Thursday, March 2, 2017

Holes in DeMo armour - Analysts feel fresh revision of 2015-16 GDP figure helped government paint a better picture


Mumbai, March 1: Prime Minister Narendra Modi could well choose to crow about the 7 per cent GDP growth in the third quarter of 2016-17 which, he believes, has blunted criticism about his demonetisation drive and its widely anticipated crippling impact on the economy.
But analysts have started to focus attention on how the Central Statistics Office (CSO) "cooked" the numbers of the third quarter of 2015-16 to make the growth rate in the troubled, post-demonetisation third quarter look rosier than it actually is.
The GDP estimate for the third quarter of 2015-16 was cut to Rs 28,30,760 crore -which was Rs 1,75,554 crore lower than the original estimate of Rs 28,52,339 crore put out in February last year.
If the original GDP estimate for the relevant period in 2015-16 had been used in the calculations, the GDP growth in the third quarter of this fiscal would be just 6.2 per cent.
The GDP figure for Q3 of 2015-16 was slightly revised in May last year, when the provisional estimates came out, to Rs 28,51,682 crore. If this figure was used, the GDP growth in the latest quarter would again remain at 6.2 per cent.
The GDP growth rate in the third quarter of 2015-16 works out to 7.3 per cent with the original estimate and 7.2 per cent with the revised estimate of May 2016. That means the 6.2 per cent growth in the third quarter of this year is a full 1 percentage point lower than that in the same quarter of the previous year.
This is the fact that the CSO's sleight of hand has tried to mask.
"The steep downward revision of Q3 FY16 has, in turn, led to higher growth in Q3 FY17, thus masking the impact of demonetisation in the Q3 figures," Soumya Kanti Ghosh, group chief economic adviser of State Bank of India, said in a research note put out today.
Ghosh claims in his note that some of the numbers beneath the surface "signify the impact of demonetisation".
"Growth rates in construction and finance sub-segments are at a 7-quarter low and at an all-time low, respectively, in the current base year. But what is intriguing is that growth rates of these segments show significant recovery in Q4. With cement despatches for January 2017 declining by a whopping 13 per cent, it is not clear how construction activity is reviving in Q4FY17," the note adds.
There is another giveaway in the CSO statistics.
The government's statisticians calculate GDP in two different ways: first on the production side and then on the expenditure side.
On the production side, it first calculates the gross value added - a measure of the value created in the entire production cycle from raw material to finished product - and then adding net indirect taxes to obtain the GDP figure.
On the expenditure side, it tots up expenditures in the private sector, the government sector, gross fixed capital formation, change in stocks, valuables, and exports minus imports to obtain the GDP figure.
Usually, the GDP on the expenditure side is less than that on the production side because of data lags and the CSO covers up that gap by pushing the shortfall under a head called discrepancies.
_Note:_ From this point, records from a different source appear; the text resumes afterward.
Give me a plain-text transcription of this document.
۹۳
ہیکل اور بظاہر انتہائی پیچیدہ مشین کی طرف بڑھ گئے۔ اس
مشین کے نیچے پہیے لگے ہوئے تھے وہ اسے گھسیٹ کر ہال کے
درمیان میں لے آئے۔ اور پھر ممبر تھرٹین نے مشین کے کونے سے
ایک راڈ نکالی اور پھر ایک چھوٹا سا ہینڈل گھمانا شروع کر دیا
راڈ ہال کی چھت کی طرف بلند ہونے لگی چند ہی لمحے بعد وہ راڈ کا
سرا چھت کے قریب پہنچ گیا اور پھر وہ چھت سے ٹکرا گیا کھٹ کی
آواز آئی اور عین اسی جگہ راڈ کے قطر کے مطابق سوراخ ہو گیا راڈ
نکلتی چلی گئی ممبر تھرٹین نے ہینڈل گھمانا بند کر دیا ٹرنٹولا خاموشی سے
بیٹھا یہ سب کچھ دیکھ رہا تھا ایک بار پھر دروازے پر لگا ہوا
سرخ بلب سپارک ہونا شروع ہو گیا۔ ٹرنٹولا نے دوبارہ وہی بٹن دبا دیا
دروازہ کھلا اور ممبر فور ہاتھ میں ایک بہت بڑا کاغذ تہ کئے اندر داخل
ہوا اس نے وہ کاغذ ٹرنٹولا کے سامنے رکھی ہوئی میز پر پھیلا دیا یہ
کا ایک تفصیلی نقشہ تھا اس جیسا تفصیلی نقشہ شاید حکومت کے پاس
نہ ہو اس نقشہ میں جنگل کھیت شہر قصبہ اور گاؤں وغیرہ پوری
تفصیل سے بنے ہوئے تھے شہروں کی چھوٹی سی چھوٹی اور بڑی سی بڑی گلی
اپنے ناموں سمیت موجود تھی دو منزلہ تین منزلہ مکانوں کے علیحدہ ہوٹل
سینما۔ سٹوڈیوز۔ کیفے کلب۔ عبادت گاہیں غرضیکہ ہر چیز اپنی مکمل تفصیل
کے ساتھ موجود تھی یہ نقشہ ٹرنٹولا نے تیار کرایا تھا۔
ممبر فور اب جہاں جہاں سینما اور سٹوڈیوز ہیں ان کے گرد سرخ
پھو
As the data streams improve, the discrepancy gets resolved, sometimes over several years.
In the first quarter of 2016-17, the discrepancy on the expenditure side worked out to Rs 30,645 crore. This ballooned to Rs 45,378 crore in the second quarter.
But the big surprise in the third quarter is that far from a shortfall, there was an excess of Rs 6,767 crore - which means GDP on the expenditure side was higher than that on the production side, an apparent absurdity that does not usually show up in the advance estimates.
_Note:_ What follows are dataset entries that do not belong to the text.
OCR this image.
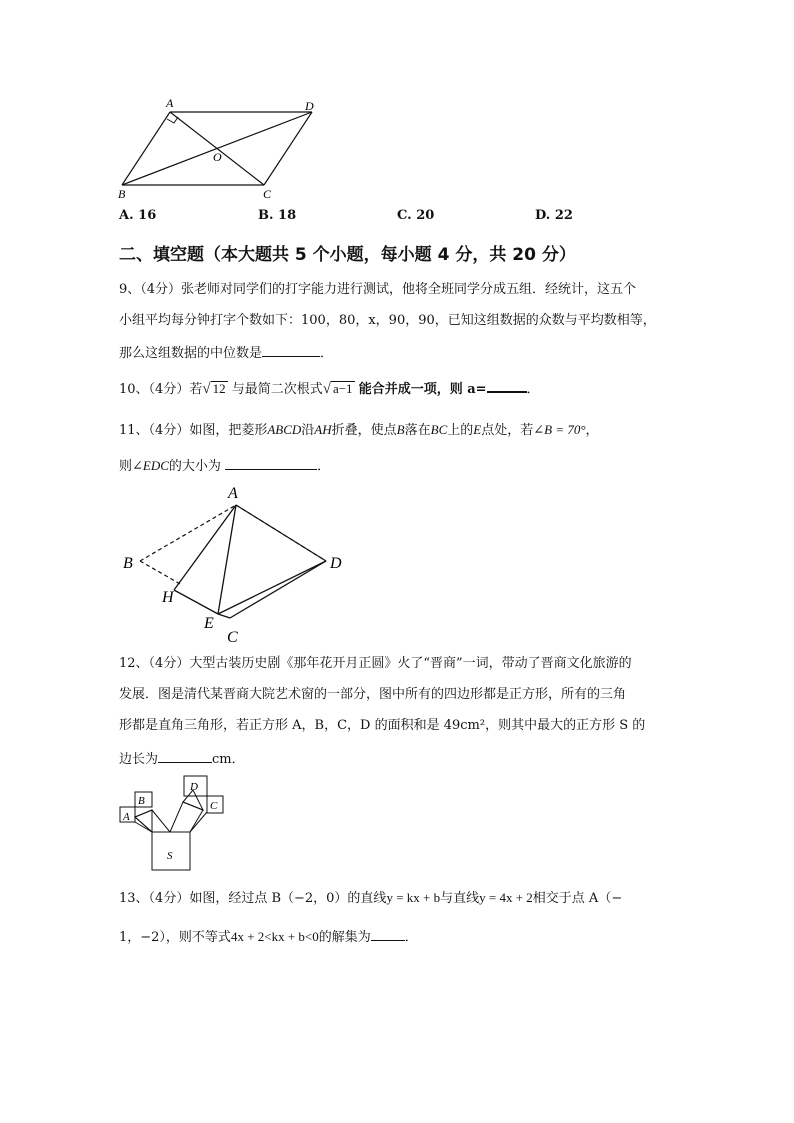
A	D
B	C
O
A. 16	B. 18	C. 20	D. 22
二、填空题（本大题共 5 个小题，每小题 4 分，共 20 分）
9、（4分）张老师对同学们的打字能力进行测试，他将全班同学分成五组．经统计，这五个
小组平均每分钟打字个数如下：100，80，x，90，90，已知这组数据的众数与平均数相等，
那么这组数据的中位数是	．
10、（4分）若√ 12 与最简二次根式√ a−1 能合并成一项，则 a=	．
11、（4分）如图，把菱形ABCD沿AH折叠，使点B落在BC上的E点处，若∠B = 70°，
则∠EDC的大小为	．
A
B	D
H
E
C
12、（4分）大型古装历史剧《那年花开月正圆》火了“晋商”一词，带动了晋商文化旅游的
发展．图是清代某晋商大院艺术窗的一部分，图中所有的四边形都是正方形，所有的三角
形都是直角三角形，若正方形 A，B，C，D 的面积和是 49cm²，则其中最大的正方形 S 的
边长为	cm．
A
B
D
C
S
13、（4分）如图，经过点 B（−2，0）的直线y = kx + b与直线y = 4x + 2相交于点 A（−
1，−2），则不等式4x + 2<kx + b<0的解集为	．
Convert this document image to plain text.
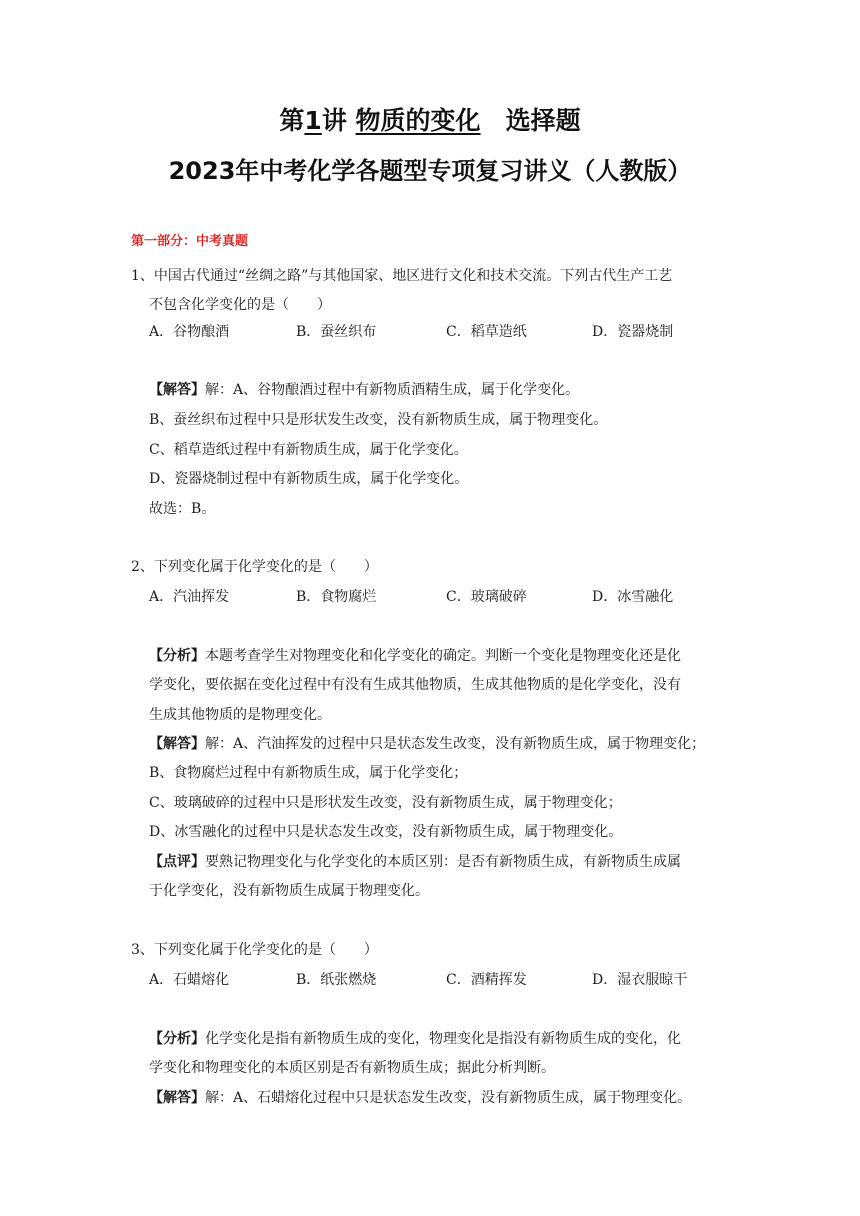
第1讲 物质的变化　 选择题
2023年中考化学各题型专项复习讲义（人教版）
第一部分：中考真题
1、中国古代通过“丝绸之路”与其他国家、地区进行文化和技术交流。下列古代生产工艺
不包含化学变化的是（　　）
A．谷物酿酒	B．蚕丝织布	C．稻草造纸	D．瓷器烧制
【解答】解：A、谷物酿酒过程中有新物质酒精生成，属于化学变化。
B、蚕丝织布过程中只是形状发生改变，没有新物质生成，属于物理变化。
C、稻草造纸过程中有新物质生成，属于化学变化。
D、瓷器烧制过程中有新物质生成，属于化学变化。
故选：B。
2、下列变化属于化学变化的是（　　）
A．汽油挥发	B．食物腐烂	C．玻璃破碎	D．冰雪融化
【分析】本题考查学生对物理变化和化学变化的确定。判断一个变化是物理变化还是化
学变化，要依据在变化过程中有没有生成其他物质，生成其他物质的是化学变化，没有
生成其他物质的是物理变化。
【解答】解：A、汽油挥发的过程中只是状态发生改变，没有新物质生成，属于物理变化；
B、食物腐烂过程中有新物质生成，属于化学变化；
C、玻璃破碎的过程中只是形状发生改变，没有新物质生成，属于物理变化；
D、冰雪融化的过程中只是状态发生改变，没有新物质生成，属于物理变化。
【点评】要熟记物理变化与化学变化的本质区别：是否有新物质生成，有新物质生成属
于化学变化，没有新物质生成属于物理变化。
3、下列变化属于化学变化的是（　　）
A．石蜡熔化	B．纸张燃烧	C．酒精挥发	D．湿衣服晾干
【分析】化学变化是指有新物质生成的变化，物理变化是指没有新物质生成的变化，化
学变化和物理变化的本质区别是否有新物质生成；据此分析判断。
【解答】解：A、石蜡熔化过程中只是状态发生改变，没有新物质生成，属于物理变化。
Ghosh contends that "the impact of valuables on the total estimates from the expenditure side tell the story of demonetisation".
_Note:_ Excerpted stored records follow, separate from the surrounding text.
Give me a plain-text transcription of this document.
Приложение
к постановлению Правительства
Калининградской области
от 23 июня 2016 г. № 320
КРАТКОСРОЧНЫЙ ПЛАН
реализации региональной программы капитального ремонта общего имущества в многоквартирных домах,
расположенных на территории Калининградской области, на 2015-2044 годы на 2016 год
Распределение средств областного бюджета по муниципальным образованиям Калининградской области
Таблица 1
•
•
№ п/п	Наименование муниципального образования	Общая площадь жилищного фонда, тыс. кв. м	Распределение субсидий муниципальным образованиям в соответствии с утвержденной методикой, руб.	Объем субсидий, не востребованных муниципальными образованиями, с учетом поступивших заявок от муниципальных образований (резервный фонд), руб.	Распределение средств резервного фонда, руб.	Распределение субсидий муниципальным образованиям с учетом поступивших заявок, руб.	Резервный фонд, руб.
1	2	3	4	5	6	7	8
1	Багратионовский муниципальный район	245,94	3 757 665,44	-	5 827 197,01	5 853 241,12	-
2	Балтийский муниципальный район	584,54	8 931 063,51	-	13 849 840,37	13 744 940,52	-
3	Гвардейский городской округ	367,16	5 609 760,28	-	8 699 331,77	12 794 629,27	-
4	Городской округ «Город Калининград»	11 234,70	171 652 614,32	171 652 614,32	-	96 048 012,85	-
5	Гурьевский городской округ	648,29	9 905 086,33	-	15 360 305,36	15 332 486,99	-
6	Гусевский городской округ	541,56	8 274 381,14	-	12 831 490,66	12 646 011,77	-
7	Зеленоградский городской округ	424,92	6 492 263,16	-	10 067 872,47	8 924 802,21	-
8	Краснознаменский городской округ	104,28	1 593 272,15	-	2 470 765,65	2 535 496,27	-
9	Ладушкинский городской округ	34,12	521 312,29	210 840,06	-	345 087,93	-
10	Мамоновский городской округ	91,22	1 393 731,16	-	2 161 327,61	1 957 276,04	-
"After demonetisation, there was a steep fall in the international price of gold partly because the Indian demand momentarily subsided. This may have increased the percentage shares of private financial consumption expenditure in the total expenditure pie," he adds.
The SBI's chief economic adviser believes it would be better to focus on GVA rather than the GDP figures in the third quarter to get the true picture. "GVA growth is estimated to grow at 6.7 per cent for FY17 vis-a-vis 7.8 per cent in FY16," the note adds.
That ties in with what most experts are saying: growth in 2016-17 will be at least 1 percentage point lower than last year.
Foreign brokerage Bank of America Merrill Lynch said the decision to ban over 85 per cent of the outstanding currency by abolishing Rs 500 and Rs 1,000 notes led to an impact of over 1 percentage point on growth.
"Although December quarter (gross value added) growth, at 6.6 per cent, surprised on the upside (as against an estimate of 6 per cent), it is still lower than the 7.5 to 8 per cent projected by us in second half of FY17 before the demonetisation shock... demonetisation hit growth by over 1 per cent," it said.